The pandemic has been confusing enough.

The recklessness of educational terminology should not contribute to more confusion. Stop misusing pandemic era teaching terminology. Consider those relationships between these terms and correctly use the terms to contribute to transparency and not chaos.

Traditional Format

Pre-pandemic teaching was largely face-to-face, only ever called that to contract with the limited blended learning occurring in the past few years. Then the pandemic hit. After that new online variations were introduced to K12.

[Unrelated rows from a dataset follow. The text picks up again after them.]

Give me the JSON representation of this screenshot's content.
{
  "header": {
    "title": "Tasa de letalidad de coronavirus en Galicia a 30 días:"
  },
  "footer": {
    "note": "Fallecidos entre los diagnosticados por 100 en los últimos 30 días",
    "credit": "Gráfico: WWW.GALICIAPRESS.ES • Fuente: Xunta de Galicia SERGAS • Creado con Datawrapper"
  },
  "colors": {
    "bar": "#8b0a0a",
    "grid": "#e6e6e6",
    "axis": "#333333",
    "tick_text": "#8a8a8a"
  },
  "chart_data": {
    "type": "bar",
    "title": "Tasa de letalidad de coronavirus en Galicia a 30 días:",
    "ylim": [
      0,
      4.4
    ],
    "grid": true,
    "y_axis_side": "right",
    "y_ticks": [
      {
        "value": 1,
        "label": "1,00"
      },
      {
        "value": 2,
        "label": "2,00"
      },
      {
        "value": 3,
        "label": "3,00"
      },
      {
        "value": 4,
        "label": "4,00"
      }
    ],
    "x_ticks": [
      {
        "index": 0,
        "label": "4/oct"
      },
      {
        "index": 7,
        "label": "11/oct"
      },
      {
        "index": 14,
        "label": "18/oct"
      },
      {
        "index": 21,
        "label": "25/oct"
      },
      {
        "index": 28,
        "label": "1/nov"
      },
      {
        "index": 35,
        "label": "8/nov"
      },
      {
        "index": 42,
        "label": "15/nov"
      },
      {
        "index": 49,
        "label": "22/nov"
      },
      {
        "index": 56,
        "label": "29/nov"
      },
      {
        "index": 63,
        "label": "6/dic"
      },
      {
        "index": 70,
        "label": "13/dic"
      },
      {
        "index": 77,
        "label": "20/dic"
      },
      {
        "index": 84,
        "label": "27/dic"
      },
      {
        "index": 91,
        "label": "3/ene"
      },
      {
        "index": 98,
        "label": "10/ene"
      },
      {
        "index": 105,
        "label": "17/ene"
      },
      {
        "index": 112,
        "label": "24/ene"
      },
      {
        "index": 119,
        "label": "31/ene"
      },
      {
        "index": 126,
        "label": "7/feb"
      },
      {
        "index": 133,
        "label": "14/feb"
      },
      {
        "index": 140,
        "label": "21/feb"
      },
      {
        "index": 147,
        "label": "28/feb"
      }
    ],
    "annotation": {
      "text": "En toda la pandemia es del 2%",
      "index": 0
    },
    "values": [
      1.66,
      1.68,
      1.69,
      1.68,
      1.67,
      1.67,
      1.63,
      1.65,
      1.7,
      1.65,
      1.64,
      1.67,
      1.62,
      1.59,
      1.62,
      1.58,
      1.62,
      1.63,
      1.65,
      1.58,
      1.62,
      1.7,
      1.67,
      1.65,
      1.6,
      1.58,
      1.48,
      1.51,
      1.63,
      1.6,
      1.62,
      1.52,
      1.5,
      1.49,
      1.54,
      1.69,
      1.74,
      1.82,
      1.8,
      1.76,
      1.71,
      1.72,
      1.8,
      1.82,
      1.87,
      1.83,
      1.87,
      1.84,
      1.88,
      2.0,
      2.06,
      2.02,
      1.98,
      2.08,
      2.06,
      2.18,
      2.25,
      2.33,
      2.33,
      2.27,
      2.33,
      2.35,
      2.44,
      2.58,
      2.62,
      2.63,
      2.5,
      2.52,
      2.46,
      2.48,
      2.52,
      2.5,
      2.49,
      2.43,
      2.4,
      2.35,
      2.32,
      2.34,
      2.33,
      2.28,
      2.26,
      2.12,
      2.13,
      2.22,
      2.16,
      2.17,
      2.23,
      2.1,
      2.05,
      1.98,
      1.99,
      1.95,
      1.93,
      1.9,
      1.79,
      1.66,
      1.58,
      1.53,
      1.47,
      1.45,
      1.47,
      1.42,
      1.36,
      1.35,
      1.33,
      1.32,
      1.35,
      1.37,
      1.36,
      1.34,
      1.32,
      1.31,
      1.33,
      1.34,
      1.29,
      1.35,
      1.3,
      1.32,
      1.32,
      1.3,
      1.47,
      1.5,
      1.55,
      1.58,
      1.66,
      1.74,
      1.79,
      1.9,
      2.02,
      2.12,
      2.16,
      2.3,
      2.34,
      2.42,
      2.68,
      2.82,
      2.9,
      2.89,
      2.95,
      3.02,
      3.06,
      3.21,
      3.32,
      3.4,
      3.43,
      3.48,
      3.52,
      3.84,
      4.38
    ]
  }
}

Contrasted to the first online variation of Emergency Remote, and then just online teaching, with occasion quarantine teaching was in-person teaching. In-person teaching was how schools denoted students who attended school in-person during the pandemic. An in-between format was a hybrid schedule that included in-person days interspersed with online days; this is a situational model and may disappear with the pandemic.

Online Variations

Back in 2015, I advised K12 teachers to Forget Online, Think Blended. That was a lifetime ago. My assumption at that time was online teaching (synonymous with distance learning) had the connotation of a prepared curriculum – this pandemic has proven that not to be the working model. Very few districts purchased content, very few made content for their teachers, most asked their classroom teachers to create it, as they went, during a pandemic. {Teacher talents and tolerance knows no end}

Quarantine teaching was short-term synchronous online webinar-style sessions, often with an in-person teacher. Because of the short duration, this was similar to the hybrid model, but was most definitely at a distance and so is categorized with online. Even though it does not have the asynchronous benefits of online learning more does it have the flexibility of blended learning with aspects of student control; this is a situational model and will disappear with the pandemic.

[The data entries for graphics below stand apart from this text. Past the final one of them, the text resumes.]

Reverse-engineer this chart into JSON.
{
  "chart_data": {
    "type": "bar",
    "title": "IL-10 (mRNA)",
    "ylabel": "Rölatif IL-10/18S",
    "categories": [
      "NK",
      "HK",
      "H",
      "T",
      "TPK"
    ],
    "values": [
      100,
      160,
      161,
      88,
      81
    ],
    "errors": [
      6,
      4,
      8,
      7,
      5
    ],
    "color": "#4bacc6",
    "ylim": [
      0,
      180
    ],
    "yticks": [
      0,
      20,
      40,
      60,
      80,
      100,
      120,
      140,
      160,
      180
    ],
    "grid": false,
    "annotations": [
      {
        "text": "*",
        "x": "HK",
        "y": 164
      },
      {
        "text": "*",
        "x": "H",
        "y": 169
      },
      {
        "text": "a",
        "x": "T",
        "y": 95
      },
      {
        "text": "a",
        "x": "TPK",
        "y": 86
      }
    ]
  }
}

If the traditional format of learning is all you have known, you would have a hard time understanding blended learning. And this is a positive aspect of the forced online variation we went through/are going through in K12 education right now! If all you knew was the traditional K12 format – the same also applies for only knowing the online variations – it would be difficult to fully appreciate a blended learning model.

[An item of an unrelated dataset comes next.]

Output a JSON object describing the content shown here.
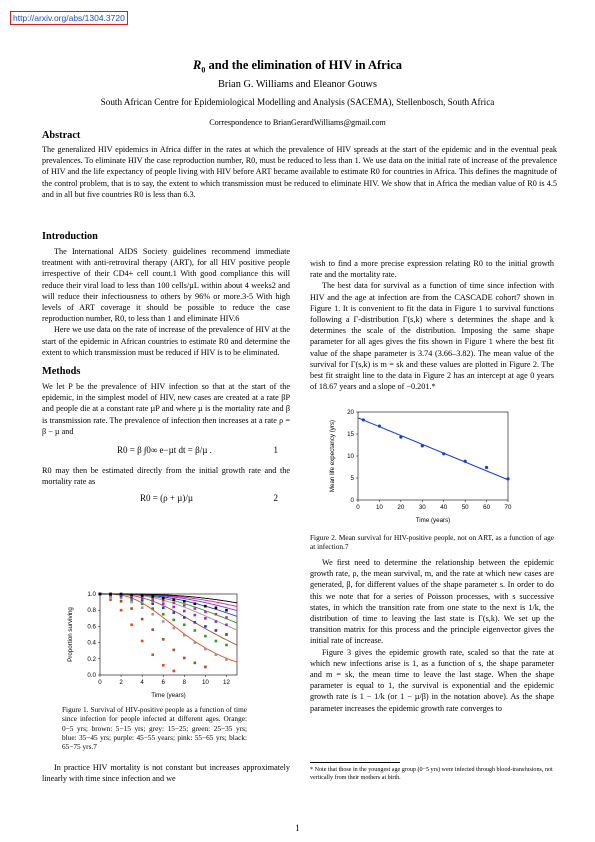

By learning about online learning helps traditional educators design a blended version of their course(s) and vice versa.

I would not include a hybrid schedule in this definition of blended learning because the choices for pace, place, and path were still very rigid and mimicked in-person.

Families take their cues from educators on what to call educational initiatives. Do what you can to make this pandemic a little less confusing and stop misusing pandemic era teaching terminology.